On the nondefense side, sequestration would undermine investments
vital to economic growth, threaten the safety and security of the
American people, and cause severe harm to programs that benefit the
middle-class, seniors, and children. Education grants to States and
local school districts supporting smaller classes, afterschool programs,
and children with disabilities would suffer. The number of Federal
Bureau of Investigation agents, Customs and Border Patrol agents,
correctional officers, and federal prosecutors would be slashed. The
Federal Aviation Administration’s ability to oversee and manage the
Nation’s airspace and air traffic control would be reduced. The
Department of Agriculture’s efforts to inspect food processing plants
and prevent foodborne illnesses would be curtailed. The Environmental
Protection Agency’s ability to protect the water we drink and the air we
breathe would be degraded. The National Institutes of Health would have
to halt or curtail scientific research, including needed research into
cancer and childhood diseases. The Federal Emergency Management Agency’s
ability to respond to incidents of terrorism and other catastrophic
events would be undermined. And critical housing programs and food
assistance for low-income families would be cut.

Because there is still time for Congress to act to prevent these
cuts, and because of the need to avoid unnecessarily diverting scarce
resources from other important Government functions, OMB issued guidance
to agencies in July instructing them to continue normal spending and
operations. Until Congress acts, the Administration will continue to
work, as necessary, on issues related to the sequestration and its
implementation. OMB will issue additional guidance regarding
sequestration in the months ahead as necessary.

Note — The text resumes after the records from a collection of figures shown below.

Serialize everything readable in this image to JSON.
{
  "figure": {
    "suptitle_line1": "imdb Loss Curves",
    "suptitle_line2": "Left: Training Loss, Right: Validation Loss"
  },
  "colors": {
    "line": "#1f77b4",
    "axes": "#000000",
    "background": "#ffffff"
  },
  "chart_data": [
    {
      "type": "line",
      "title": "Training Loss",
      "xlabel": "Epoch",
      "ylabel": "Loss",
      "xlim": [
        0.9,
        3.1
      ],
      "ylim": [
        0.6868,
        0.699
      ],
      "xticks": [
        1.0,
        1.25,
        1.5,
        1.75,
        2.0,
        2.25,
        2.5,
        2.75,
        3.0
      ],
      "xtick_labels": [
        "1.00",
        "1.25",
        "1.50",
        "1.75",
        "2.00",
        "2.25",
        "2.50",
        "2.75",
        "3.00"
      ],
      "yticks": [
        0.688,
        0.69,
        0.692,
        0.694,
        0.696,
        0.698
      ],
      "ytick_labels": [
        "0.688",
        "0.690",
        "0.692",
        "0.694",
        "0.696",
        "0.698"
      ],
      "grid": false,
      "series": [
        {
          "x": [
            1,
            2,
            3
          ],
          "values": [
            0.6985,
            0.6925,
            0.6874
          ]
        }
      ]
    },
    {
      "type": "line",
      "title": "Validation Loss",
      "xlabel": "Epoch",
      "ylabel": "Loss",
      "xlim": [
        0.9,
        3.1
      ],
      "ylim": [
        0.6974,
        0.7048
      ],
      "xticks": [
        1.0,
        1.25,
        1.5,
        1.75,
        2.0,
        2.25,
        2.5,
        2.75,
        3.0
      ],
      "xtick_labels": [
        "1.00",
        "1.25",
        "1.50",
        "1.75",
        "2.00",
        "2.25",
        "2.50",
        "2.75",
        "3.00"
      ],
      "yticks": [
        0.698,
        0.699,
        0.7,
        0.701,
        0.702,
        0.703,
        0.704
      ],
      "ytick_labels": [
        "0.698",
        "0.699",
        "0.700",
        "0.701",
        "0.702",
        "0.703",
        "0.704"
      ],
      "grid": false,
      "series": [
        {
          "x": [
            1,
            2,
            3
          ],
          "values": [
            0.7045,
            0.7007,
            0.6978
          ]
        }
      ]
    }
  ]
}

However, no amount of planning can mitigate the significant impact
of the sequestration. The destructive across-the-board cuts required by
the sequestration are not a substitute for a responsible deficit
reduction plan. The President has already presented two proposals for
balanced and comprehensive deficit reduction, but under our
Constitution, he cannot do the job alone. Congress also needs to act.
The Administration remains ready to work with Congress to enact a
balanced plan that achieves at least the level of deficit reduction
agreed to in the BCA, and cancels the sequestration.